Having seen design and art in spaces provided by the Biennale also allowed me to get perspective into the importance of space and audience interaction. Considering every aspect of what goes into the experience of the audience really puts the viewer into the perspective of the artist. HAving seen Robert Zhao's works in Singapore before, I was blown away by how different the experience was when I viewed it in the space that his video installations were set in.

  • Robert Zhao's Seeing Forest

Slow AI

Looking through the class slides, I found the AIxDesign community. I was particularly intrigued by the Slow AI section, that aimed to introduce new ways of thinking about AI, ways that are vastly different from those we enncounter in everyday lives (algorithmic maximisation of profits, reach, etc.) With AI being brought up in countless industries as a way to make business more efficient, I really resonated with the concept of Slow AI as I'm someone who talks a lot about resisting the urge to contribute to the rat race we all seem to collectively participate in (sometimes against our will).

"Inspired by counter movements like slow fashion and slow food, it aims to subvert corporate-first thinking by collectively researching and practicing new perspectives."

Esoteric AI was one way of thinking that I haven't encountered, which is why it was the one I was drawn to. It was the track of Slow AI that aimed to "[challenge] mainstream perceptions of AI as either disenchanted or enchanted, proposing alternative ways of seeing, sensing, and knowing AI that blur the seeming binary of magic and technology.
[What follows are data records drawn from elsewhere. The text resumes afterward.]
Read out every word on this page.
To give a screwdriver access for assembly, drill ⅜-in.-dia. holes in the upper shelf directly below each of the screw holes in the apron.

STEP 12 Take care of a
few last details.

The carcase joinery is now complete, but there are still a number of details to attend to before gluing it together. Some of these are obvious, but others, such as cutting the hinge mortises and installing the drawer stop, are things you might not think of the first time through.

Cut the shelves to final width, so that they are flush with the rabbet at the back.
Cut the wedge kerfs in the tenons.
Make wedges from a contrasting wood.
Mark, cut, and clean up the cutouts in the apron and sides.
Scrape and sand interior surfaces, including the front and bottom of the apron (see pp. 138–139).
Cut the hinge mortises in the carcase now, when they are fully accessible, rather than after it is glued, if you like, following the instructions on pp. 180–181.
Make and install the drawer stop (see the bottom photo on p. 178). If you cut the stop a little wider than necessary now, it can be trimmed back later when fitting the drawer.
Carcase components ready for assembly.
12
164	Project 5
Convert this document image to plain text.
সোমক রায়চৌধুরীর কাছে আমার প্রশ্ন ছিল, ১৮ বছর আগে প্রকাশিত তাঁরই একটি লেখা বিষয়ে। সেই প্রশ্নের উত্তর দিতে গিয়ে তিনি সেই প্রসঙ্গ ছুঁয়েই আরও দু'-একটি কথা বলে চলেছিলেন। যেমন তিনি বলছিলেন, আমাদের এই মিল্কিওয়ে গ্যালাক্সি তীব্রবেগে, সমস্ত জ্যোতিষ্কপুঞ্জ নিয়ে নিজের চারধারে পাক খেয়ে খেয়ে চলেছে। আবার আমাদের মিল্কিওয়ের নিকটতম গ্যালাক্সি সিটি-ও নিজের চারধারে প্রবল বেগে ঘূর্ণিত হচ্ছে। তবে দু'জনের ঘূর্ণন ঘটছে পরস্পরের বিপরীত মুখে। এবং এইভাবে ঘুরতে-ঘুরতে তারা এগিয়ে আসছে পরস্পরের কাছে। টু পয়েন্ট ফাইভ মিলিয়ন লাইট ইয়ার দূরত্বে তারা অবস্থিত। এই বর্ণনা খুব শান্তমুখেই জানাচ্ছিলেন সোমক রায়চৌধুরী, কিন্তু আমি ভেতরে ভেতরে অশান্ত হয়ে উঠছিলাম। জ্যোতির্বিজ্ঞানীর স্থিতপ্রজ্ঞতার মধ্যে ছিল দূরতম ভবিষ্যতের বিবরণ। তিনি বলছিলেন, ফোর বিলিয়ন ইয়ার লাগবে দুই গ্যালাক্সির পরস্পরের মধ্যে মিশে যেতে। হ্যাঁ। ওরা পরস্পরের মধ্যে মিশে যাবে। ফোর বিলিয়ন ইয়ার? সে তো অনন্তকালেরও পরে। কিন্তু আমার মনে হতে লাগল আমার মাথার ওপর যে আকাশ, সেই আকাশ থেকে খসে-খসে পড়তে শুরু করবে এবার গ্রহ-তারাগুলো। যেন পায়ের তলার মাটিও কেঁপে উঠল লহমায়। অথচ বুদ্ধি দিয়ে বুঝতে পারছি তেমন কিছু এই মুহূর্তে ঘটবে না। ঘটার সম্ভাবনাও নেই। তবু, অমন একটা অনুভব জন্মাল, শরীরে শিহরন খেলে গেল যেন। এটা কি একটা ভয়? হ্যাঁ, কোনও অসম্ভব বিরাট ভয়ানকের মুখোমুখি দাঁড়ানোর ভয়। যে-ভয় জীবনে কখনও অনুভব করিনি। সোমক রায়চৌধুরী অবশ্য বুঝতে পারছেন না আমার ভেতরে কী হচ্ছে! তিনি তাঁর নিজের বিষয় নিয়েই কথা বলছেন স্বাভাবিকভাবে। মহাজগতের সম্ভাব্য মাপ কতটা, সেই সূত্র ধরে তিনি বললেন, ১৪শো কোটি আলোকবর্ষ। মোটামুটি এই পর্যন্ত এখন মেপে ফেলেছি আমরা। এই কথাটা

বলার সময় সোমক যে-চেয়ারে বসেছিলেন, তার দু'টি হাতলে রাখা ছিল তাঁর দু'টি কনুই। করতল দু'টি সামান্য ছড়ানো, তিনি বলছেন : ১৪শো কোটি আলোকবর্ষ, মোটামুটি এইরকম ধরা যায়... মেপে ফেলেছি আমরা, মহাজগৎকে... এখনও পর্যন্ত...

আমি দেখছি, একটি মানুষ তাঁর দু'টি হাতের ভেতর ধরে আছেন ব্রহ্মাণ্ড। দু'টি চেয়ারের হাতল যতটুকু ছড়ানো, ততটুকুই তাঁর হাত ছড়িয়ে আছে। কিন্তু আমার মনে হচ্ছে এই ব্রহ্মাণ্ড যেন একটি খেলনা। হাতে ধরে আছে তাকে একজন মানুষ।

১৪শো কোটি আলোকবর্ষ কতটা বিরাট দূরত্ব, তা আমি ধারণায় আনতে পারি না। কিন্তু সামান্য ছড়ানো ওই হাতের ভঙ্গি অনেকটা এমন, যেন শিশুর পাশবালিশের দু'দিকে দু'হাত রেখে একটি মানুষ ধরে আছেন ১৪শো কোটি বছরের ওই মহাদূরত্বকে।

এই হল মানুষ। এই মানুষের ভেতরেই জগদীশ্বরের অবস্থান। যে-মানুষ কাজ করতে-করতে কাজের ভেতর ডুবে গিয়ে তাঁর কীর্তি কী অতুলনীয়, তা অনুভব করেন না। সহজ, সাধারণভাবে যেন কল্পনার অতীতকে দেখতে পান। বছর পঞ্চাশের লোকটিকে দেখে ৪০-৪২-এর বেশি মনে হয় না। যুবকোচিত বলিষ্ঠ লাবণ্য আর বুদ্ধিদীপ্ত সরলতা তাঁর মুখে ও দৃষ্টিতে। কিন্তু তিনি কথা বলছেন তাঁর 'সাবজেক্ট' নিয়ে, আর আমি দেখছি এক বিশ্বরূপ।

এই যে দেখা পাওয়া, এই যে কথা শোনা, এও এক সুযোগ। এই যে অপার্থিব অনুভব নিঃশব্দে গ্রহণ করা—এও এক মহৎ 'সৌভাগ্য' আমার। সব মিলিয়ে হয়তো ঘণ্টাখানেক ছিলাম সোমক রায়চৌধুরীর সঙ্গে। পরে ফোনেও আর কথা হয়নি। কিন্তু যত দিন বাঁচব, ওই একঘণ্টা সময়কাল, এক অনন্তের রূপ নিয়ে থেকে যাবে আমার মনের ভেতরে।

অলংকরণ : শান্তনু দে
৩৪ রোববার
Inspired by feminist philosophy and science and technology studies, Esoteric AI seeks to trouble the normative understandings of AI and reclaim the feminine and the enchanted from the dominant ways they are projected onto AI. Just as a séance is a collective process, so is our reimagining and reenchanting of AI."

Belief in the Mystic

Personally, I've always considered myself a skeptic to anything that I couldn't justify with science, or hard facts, whether its religion, ghosts, etc. The most I'm willing to dabble is in a little self-delusion, reading my horoscope to find some kind of validation that I had a good day ahead of me. I am, however, very fascinated with how people react to things that they can't fully understand. Watching my mother pray to the Hungry Ghosts every year certain behaviours are run by feelings and thoughts that are not immediately recognised by ourselves — is it fear, respect, or just muscle memory?

On my trips, I've also seen many many many churches, cathedrals, minsters, that people have dedicated centuries of their lives to building and making beautiful. Regardless of my (non)belief, there is no denying that devotion to the mystical is one of the most powerful drivers of culture and society that we've seen in history — devotion built by the myths surrounding Gods, Heros, etc. Even today, millions of people travel across the world to religious sites to see the beauty of said devotion. Clearly I am not the only one with this fascination.

This train of thought has me wondering if there are ways I can use historical studies of worship, beliefs, values, to study the rise of AI in the present. Given how pervasive AI is in many of our lives now, what if AI becomes a new form of religion to us? (It might seem far-fetched, but I think there's something here.) How do we respond to this new technology that has taken over so much of our lives, and what might we be cautious against?